Trading In a Car With a Loan in Canada: What Happens Next?

This article explains how trading in a financed vehicle works in Canada. It covers the difference between positive and negative equity, how dealerships handle your remaining loan balance, and what to expect when financing your next vehicle.

Trading in a car with a loan is possible even if you still owe money on your vehicle. When trading in a car with a loan, the remaining balance is simply included in the transaction.

Many drivers believe that they should completely cover their car before trading in. In trading a financed vehicle, the balance on your loan is just factored in the transaction.

When you visit a dealership, two numbers matter: how much your vehicle is worth and how much you still owe on your loan. The difference between those numbers determines whether you have positive equity or negative equity.

When your vehicle is valued higher than the balance of your loan, then you possess a positive equity. As an illustration, a vehicle worth $25,000 with a remaining debt amount of 18,000 will have a positive equity of 7,000. You can use that to pay down on your next car and this will allow you to finance less.

When you owe more than the value of your vehicle, then you have negative equity. As an illustration, when you own a car worth 20,000 and you still owed 27,000, you had 7, 000 negative equity. That leftover is usually included in the financing of your next car.

What Actually Happens to the Remaining Loan?

When you trade in your vehicle, the dealership contacts your lender directly and requests the exact payoff amount. After the transaction is made, the dealership clears the outstanding balance of your current loan. You no longer continue making payments on your old vehicle.

In case you have positive equity, that will be used against your subsequent purchase. In case of negative equity, they tend to roll up the difference in a new loan.

To illustrate, suppose that your car is valued at 22,000 dollars yet you have a debt balance of 26,000 dollars. The dealership pays off the entire $26,000 to your lender and the rest of the 4,000 is part of the financing of your new vehicle.

How Trading In a Car With a Loan Works

Yes. A lot of Canadians sell their cars even when they have outstanding debts.

Negative equity occurs particularly when you have recently bought the vehicle or have financed the vehicle and have a longer term of payment, paid a low down payment or when the vehicle has depreciated at a high rate.

Trading in with negative equity can still make sense if you need a different vehicle, lower payments, or want to switch into something more reliable. However, because the remaining balance is added to your next loan, your monthly payment may increase.

When deciding, you should consider the balance on your loan, your actual trade-in value and the price of the new car.

The Canadian Black Book or AutoTrader Value Tool are the tools that you can use to estimate your trade-in value.

Is It Better to Trade In or Sell Privately?

Trading in is generally less complex when you still have money to pay on your car.

Privately selling can get you more money in the sale of your vehicle but you still have to pay off the loan before you can transfer the ownership to the new owner. This can require that you go out and deal with your lender and do additional paperwork yourself.

Trading in is typically less difficult since the dealership does the loan payoff, the transfer of ownership and the paperwork. It may also simplify the process of transferring to your next car, and paperwork for you. It can also make it easier to move directly into your next vehicle.

If you want to compare both options in more detail, read our related article on the tax benefits of trading in your car vs. selling it privately. You can also read our guide on how to sell a financed car in Canada. For more information about how car loan payoffs work in Canada, you can also visit the Financial Consumer Agency of Canada.

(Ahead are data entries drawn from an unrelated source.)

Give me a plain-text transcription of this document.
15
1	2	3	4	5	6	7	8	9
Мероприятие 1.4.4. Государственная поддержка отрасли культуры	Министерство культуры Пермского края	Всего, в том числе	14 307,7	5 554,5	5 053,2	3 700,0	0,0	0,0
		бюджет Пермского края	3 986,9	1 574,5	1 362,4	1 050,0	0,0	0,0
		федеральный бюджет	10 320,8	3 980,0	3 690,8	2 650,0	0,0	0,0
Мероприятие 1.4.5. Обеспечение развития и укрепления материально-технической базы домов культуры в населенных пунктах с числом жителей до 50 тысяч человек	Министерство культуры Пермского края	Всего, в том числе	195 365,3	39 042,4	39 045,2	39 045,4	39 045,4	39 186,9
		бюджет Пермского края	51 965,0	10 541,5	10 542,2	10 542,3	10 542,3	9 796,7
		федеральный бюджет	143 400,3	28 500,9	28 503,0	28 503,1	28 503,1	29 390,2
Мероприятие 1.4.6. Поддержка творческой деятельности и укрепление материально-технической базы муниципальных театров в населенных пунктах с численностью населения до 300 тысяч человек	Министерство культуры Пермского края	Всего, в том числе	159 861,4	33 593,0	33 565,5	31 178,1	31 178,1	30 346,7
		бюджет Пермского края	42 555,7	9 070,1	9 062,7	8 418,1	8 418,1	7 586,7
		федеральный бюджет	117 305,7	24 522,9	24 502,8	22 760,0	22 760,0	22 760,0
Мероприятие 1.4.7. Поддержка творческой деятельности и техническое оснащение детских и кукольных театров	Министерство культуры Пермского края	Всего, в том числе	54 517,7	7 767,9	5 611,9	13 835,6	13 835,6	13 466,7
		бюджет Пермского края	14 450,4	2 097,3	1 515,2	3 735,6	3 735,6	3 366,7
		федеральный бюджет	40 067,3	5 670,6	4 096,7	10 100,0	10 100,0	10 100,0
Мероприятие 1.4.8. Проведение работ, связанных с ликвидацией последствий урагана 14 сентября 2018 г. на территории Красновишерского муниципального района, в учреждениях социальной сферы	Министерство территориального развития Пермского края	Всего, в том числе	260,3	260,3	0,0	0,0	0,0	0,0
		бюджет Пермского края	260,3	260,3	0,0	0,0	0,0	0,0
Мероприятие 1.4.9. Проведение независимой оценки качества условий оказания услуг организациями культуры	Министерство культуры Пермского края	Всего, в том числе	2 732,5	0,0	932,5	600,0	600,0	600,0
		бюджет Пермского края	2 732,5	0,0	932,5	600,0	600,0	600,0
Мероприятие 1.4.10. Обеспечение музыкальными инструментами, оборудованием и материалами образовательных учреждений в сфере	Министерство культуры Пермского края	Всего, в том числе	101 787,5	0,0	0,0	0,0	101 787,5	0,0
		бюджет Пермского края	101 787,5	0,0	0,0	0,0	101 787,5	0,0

How to Tell If You Have Positive or Negative Equity

The easiest way to calculate your equity is to subtract your remaining loan balance from your vehicle’s trade-in value.

If the result is a positive number, you have positive equity. If the result is negative, you have negative equity.

To illustrate, in case your car is valued at 30,000 and you owe 24,000, then your equity is 6,000. If your vehicle is worth $22,000 and you owe $28,000, you have negative equity of $6,000.

Being aware of this figure before you go shopping will enable you to know your budget and what to look forward to when funding your next car.

At Planet Motors, we can assist you to identify your trade in value, check your balance of your loan, and demonstrate to you what your next payment would be like prior to deciding.

Frequently Asked Questions

Can I trade in a financed car if I still owe money?

Yes. You can trade in a financed car even if you still owe money on it. The dealership will contact your lender, determine the exact payoff amount, and pay off the remaining balance as part of the transaction.

What happens if I have negative equity when I trade in my car?

If you owe more than your vehicle is worth, you have negative equity. In many cases, that remaining balance can be added to your next car loan, subject to lender approval.

Will trading in a car with negative equity increase my payments?

It can. Because the unpaid balance is added to your new loan, your monthly payments may increase and you may pay more interest over time.

Can I trade in a car with bad credit?

Yes. It is still possible to trade in a vehicle if you have bad credit. However, lender approval, interest rates, and whether negative equity can be rolled into your next loan will depend on your credit profile and income.